Sayyida tak lagi berkomentar, ia menyerahkan kakinya untuk dirawat oleh Jeanette. Namun sepanjang perawatan luka, mata Sayyida terus terpaut pada bibir Jeanette yang terus mengulas senyum. Ia yakin begitu besar aura cinta yang tengah dirasakan gadis asal Australia itu. Dan Sayyida betul-betul tak mampu menguasai hatinya untuk segera mengetahui siapa yang tengah bersemayam dalam hati wanita muda ini. Mungkin insting wanita dimana saja sama; selalu ingin tahu tentang asmara!
“Ayo Anaku, kamu bisa percaya padaku. Aku bisa menyimpan rahasiamu kalau memang itu rahasia. Dan aku bisa menjadi penasehat cintamu jika itu perlu...,” bahasa Inggris Sayyida terpatah-patah, namun tetap dimengerti oleh Jeanette.
“Aah, Nyonya, jangan paksa saya, saya belum mampu menceritakan itu sekarang,” Jeanette masih terus mengelak. “Nanti saya cerita kalau sudah tiba saatnya...”

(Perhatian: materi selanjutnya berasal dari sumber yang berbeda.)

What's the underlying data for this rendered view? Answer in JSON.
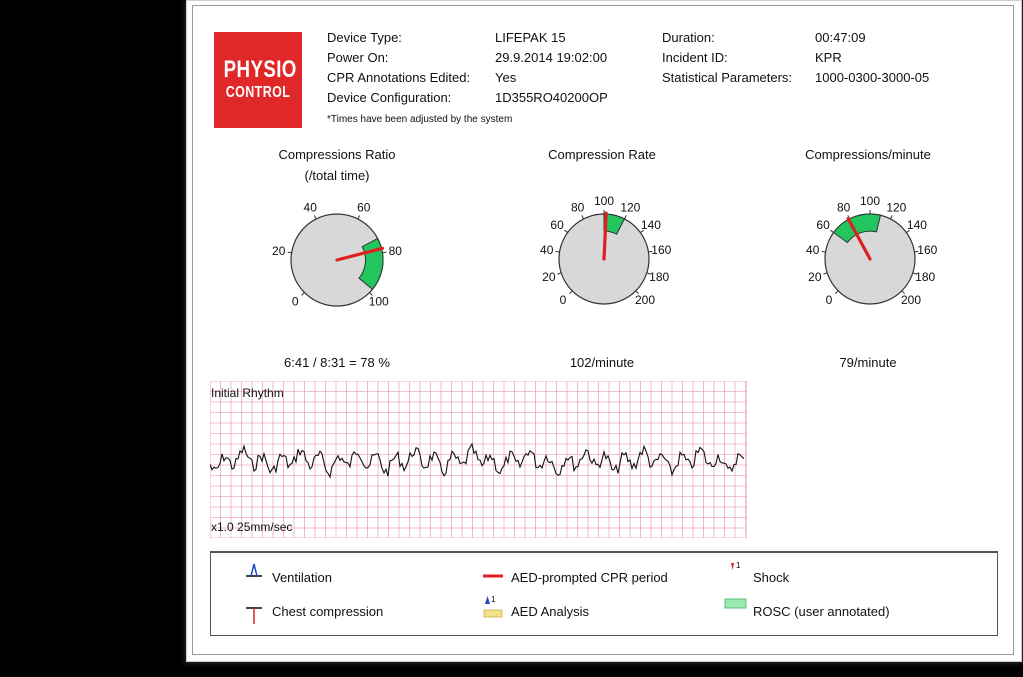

Sayyida tak lagi bisa memaksa, pandangannya kini terpaku lurus pada luka menganga yang ada di kedua kakinya. Kaki yang telah berjuang dan menyelematkannya dari nasib pahit juga menghancurkan kebahagiannya. Dengan kaki itu pula, segala kisah duka kebiadaban Israel pada suami dan kedua anaknya tersimpan. Beruntung, Allah masih memberinya perlindungan sehingga ia selamat dari mortir yang diarahkan Israel ke rumahnya. Meski sekali waktu ia terkadang menyesali, mengapa Allah menyisakan dia hidup sendiri. Namun kehadiran Jeanette yang begitu peduli dan dekat dengannya, membuatnya bertahan hingga hari ini.
Siang beradu waktu. Gaza yang teduh dan tenang ketika pagi mulai terobek dengan hadirnya beberapa tentara Israel yang mondar-mandir di sekeliling mereka. Dengan alasan mencari kaum militan Palestina, mereka memasuki bangunan yang digunakan perawatan orang-orang sakit itu. Pandangan mereka sinis dan cenderung melecehkan. Entah apa yang ada di hati mereka, perasaan puaskah akan perbuatan mereka? Atau juga masih penasaran, karena serangan itu menyisahkan wanita dan anak-anak yang terluka, dan itu menjadi perhatian dunia. Membuat dunia mengecam mereka dan memaksa mereka untuk menghentikan penyerangan mereka terhadap Gaza.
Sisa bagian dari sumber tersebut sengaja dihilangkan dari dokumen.